Presiden Direktur Mandapa Ritz-Carlton Reserve (PT Sukses Primatama Bersama) Erwin Santosa Kadiman mengatakan, setelah sukses mengembangkan Mandapa di Bali, pihaknya melirik Labuan Bajo di Kabupaten Manggarai Barat, Nusa Tenggara Timur (NTT), sebagai lokasi potensial untuk membangun hotel dan resor.
Erwin meyakini, destinasi dengan ikon komodo itu ke depan akan terus menjadi destinasi yang diminati para wisatawan. ”Kami berencana membangun di sana mulai hotel bintang tiga hingga resor. Semoga tahun ini bisa dilaksanakan groundbreaking untuk hotel bintang tiga. Lokasinya dekat Kota Labuan Bajo,” ujarnya di Jakarta.

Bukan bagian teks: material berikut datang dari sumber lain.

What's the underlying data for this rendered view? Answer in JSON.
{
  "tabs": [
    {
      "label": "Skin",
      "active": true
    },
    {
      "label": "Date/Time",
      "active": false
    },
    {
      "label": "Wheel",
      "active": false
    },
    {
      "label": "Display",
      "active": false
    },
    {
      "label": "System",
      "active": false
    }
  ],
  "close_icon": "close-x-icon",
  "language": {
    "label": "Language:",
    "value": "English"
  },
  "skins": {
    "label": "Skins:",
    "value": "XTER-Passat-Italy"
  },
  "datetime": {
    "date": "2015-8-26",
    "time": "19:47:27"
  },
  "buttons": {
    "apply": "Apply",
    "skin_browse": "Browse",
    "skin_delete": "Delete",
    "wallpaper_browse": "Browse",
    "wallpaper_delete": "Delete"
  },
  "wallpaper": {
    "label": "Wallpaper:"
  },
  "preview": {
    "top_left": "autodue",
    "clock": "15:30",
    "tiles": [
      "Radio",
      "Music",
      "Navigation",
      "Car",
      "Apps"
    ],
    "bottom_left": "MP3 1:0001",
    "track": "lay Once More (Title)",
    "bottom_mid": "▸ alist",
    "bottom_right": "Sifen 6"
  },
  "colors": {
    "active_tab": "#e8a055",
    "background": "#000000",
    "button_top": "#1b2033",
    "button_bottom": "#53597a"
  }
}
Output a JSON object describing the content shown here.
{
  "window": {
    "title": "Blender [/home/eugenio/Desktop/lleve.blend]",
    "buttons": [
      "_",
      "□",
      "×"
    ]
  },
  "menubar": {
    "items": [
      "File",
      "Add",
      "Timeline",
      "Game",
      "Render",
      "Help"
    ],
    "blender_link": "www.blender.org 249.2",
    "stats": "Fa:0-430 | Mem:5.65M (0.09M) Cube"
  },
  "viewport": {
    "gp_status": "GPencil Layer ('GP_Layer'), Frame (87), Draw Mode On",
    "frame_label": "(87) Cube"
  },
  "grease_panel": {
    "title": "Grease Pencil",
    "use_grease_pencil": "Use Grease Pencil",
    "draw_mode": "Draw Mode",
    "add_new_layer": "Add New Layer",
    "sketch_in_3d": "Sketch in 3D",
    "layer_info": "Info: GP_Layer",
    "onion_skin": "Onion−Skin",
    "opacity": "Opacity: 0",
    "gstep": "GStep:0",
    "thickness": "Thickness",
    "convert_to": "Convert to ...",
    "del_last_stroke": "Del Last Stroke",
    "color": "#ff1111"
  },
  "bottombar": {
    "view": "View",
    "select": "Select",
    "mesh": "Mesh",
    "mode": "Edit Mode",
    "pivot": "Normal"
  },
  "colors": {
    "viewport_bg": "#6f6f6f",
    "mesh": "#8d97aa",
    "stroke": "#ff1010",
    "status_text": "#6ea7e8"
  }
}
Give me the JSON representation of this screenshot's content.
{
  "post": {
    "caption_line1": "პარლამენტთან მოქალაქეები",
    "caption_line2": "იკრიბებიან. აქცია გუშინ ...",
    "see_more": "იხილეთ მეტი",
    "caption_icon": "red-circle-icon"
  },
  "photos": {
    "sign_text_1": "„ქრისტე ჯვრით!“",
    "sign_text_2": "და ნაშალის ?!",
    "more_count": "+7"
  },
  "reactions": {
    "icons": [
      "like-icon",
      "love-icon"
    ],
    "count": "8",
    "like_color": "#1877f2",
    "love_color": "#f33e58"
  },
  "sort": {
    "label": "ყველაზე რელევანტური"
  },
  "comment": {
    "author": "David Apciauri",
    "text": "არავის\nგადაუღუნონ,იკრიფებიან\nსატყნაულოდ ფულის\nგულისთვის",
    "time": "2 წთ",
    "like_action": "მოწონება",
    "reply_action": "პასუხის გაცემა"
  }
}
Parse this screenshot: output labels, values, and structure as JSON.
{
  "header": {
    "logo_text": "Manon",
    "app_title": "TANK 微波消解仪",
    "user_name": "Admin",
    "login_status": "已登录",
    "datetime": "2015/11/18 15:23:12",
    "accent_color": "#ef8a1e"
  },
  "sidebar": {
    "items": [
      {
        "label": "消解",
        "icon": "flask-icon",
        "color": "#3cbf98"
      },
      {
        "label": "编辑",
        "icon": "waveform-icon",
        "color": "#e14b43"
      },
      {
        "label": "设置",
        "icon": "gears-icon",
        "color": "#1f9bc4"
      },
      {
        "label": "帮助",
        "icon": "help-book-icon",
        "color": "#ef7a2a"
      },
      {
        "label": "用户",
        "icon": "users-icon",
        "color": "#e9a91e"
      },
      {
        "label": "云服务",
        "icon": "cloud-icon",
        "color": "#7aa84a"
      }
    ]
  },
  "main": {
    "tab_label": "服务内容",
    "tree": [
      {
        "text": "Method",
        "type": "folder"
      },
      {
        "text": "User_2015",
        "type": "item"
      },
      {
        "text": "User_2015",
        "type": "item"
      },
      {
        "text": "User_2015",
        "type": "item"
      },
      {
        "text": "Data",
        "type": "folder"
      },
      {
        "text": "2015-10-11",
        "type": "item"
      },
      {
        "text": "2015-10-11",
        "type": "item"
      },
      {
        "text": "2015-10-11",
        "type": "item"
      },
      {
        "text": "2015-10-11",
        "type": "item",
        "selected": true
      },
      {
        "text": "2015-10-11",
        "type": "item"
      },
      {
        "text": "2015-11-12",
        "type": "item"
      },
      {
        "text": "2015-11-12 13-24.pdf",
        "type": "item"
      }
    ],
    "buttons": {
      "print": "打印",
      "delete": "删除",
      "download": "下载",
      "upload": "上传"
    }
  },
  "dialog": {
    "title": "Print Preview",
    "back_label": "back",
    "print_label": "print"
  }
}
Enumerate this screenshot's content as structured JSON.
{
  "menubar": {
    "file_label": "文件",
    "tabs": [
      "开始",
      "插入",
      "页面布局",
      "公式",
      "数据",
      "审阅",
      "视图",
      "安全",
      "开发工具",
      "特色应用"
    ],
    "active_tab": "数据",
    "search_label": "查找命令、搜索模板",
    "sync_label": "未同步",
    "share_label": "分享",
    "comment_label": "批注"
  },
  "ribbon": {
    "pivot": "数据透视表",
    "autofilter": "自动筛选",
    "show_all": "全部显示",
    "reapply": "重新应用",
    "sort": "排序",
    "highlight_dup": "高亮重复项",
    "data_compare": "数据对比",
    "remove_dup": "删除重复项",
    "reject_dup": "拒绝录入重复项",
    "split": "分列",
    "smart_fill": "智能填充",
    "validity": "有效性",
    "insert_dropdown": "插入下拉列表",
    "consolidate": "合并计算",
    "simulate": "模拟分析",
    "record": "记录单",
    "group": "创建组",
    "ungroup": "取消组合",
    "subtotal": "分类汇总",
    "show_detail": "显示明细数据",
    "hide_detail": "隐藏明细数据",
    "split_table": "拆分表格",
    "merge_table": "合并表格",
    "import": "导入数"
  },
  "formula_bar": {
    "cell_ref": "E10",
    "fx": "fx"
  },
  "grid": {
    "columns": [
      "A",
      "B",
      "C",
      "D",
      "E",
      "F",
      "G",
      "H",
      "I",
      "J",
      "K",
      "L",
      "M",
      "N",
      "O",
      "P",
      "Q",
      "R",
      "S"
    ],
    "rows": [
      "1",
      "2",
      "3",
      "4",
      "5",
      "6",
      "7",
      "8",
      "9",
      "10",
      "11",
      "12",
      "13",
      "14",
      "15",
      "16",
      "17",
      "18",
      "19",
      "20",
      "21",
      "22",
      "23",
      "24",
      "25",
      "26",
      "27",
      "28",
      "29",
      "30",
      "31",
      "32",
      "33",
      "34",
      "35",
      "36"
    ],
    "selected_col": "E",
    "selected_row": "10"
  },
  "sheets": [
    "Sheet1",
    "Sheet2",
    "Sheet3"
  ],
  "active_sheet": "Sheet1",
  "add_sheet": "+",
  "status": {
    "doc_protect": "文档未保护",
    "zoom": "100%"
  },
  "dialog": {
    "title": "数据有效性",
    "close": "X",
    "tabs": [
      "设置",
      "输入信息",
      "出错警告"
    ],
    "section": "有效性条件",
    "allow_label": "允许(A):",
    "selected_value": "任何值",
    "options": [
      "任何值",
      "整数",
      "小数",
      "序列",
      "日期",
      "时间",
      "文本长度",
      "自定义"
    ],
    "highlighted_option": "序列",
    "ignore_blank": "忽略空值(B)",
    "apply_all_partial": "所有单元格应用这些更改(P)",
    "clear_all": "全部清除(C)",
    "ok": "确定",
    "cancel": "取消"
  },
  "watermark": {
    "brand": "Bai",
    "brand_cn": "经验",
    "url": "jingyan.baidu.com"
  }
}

Menurut Erwin, banyak pengusaha hotel yang tertarik membuka hotel di destinasi wisata yang sudah berstatus Kawasan Ekonomi Khusus (KEK) Pariwisata, seperti halnya Mandalika di Lombok, NTB. Menurut dia, KEK memang menawarkan banyak insentif, tapi pihaknya dalam mengembangkan bisnis perhotelan tidak semata mempertimbangkan insentif.
”Kami melirik Labuan Bajo karena passion. Kami melihat setelah Bali, orang (wisatawan) akan larinya ke Labuan Bajo. Apalagi sekarang sudah ada penerbangan langsung dari Bali dan Jakarta,” ucapnya. Sebelumnya, dalam perbincangan dengan KORAN SINDO, Bupati Manggarai Barat Agustinus Ch Dula mengungkapkan, sejumlah merek hotel ternama, seperti Alila dan Ayana juga berkomitmen membangun hotel dan resor di wilayahnya.